Vous avez dit tantôt que beaucoup d’argent a été investi à Air Sénégal, une compagnie très jeune. Pensez-vous qu’elle va se remettre de cette crise?
Même les compagnies qui disposent d’une bonne assise financière éprouvent des difficultés. La compagnie britannique Flybe, qui a des centaines d’avions, a déposé le bilan. Aujourd’hui, au niveau de South African Airways, l’Etat sud africain dit ne plus pouvoir mettre de l’argent. La première compagnie africaine Ethiopian Ailrines perd 50 millions de dollars par mois. Donc, si cette crise perdure, beaucoup de structures ne pourront plus se remettre. Pour ce qui est d’Air Sénégal, c’est une compagnie qui bénéficie d’un fort soutien de l’Etat du Sénégal.

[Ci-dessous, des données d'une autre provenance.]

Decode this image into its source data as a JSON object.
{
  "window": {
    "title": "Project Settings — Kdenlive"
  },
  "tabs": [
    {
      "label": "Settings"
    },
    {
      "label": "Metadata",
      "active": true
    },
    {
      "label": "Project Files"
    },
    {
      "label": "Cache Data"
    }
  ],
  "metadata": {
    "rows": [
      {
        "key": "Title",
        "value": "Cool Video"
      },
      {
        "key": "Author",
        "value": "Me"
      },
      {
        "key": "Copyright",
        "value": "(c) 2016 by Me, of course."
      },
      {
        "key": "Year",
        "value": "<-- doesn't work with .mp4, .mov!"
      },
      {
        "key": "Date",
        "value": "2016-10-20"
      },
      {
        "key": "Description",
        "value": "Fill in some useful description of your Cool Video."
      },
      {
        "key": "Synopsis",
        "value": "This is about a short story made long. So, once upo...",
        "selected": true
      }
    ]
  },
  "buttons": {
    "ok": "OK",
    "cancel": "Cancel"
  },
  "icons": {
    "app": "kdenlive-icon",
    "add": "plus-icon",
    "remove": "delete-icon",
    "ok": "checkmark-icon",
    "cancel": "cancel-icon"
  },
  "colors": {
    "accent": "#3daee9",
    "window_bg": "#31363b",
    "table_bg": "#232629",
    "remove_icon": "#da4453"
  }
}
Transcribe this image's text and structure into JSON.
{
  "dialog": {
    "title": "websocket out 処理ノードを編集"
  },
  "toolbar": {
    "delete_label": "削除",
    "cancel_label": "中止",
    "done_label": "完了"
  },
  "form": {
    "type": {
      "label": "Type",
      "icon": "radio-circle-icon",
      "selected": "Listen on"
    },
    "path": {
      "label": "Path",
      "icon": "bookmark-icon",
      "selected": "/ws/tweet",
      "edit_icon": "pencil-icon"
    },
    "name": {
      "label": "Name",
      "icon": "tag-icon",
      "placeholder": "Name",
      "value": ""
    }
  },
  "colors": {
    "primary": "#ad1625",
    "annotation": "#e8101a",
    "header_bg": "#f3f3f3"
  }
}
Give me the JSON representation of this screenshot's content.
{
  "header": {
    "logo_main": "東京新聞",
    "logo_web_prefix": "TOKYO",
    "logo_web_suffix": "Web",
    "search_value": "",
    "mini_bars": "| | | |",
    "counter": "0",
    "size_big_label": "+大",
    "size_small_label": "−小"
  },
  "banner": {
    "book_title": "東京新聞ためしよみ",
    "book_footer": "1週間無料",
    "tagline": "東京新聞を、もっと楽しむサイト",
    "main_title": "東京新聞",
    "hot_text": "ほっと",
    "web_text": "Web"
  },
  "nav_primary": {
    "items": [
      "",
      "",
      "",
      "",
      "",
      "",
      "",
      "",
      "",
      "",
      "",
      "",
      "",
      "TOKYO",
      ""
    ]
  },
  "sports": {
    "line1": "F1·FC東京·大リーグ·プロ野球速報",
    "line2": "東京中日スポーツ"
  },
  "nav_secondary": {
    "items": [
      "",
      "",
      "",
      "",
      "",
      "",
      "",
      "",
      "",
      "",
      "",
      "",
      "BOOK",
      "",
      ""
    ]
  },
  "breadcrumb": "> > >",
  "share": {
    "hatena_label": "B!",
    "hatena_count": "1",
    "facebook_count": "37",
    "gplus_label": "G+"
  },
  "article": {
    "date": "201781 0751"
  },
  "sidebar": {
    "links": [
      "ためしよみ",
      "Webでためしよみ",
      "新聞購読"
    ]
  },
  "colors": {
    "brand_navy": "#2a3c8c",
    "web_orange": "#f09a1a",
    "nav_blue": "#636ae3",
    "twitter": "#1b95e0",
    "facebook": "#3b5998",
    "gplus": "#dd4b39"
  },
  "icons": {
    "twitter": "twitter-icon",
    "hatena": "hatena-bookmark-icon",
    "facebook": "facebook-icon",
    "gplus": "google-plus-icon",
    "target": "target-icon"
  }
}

Il y a un effort pour acquérir des avions, pour ouvrir de nouvelles routes. Il y a beaucoup d’argent qui est injecté. Même avant cette crise, Air Sénégal ne gagnait pas d’argent. Et cette crise va approfondir encore les difficultés d’Air Sénégal. Aujourd’hui, l’Etat a mis de l’argent et il devra aussi accompagner la relance en mettant davantage d’argent. Avec ces 45 milliards d’aide, si on paie les dettes, les qualifications des pilotes, les assurances, entre autres, il ne restera plus rien. Le transport aérien, c’est un secteur où on doit mobiliser beaucoup d’argent alors que les marges bénéficiaires sont très faibles. Il suffit d’une guerre, d’une maladie ou pas mal de choses pour que tout s’écroule. Je pense que c’est le moment pour que l’Etat du Sénégal, avec tous les experts du secteur et la direction d’Air Sénégal, d’être prudent dans la relance et de vérifier davantage les lignes. Il ne sert à rien d’ouvrir les lignes pour aller vers des destinations où on ne gagne pas d’argent. Le transport aérien à ce niveau on ne le fait pas pour des raisons de prestige. On le fait pour de la rentabilité.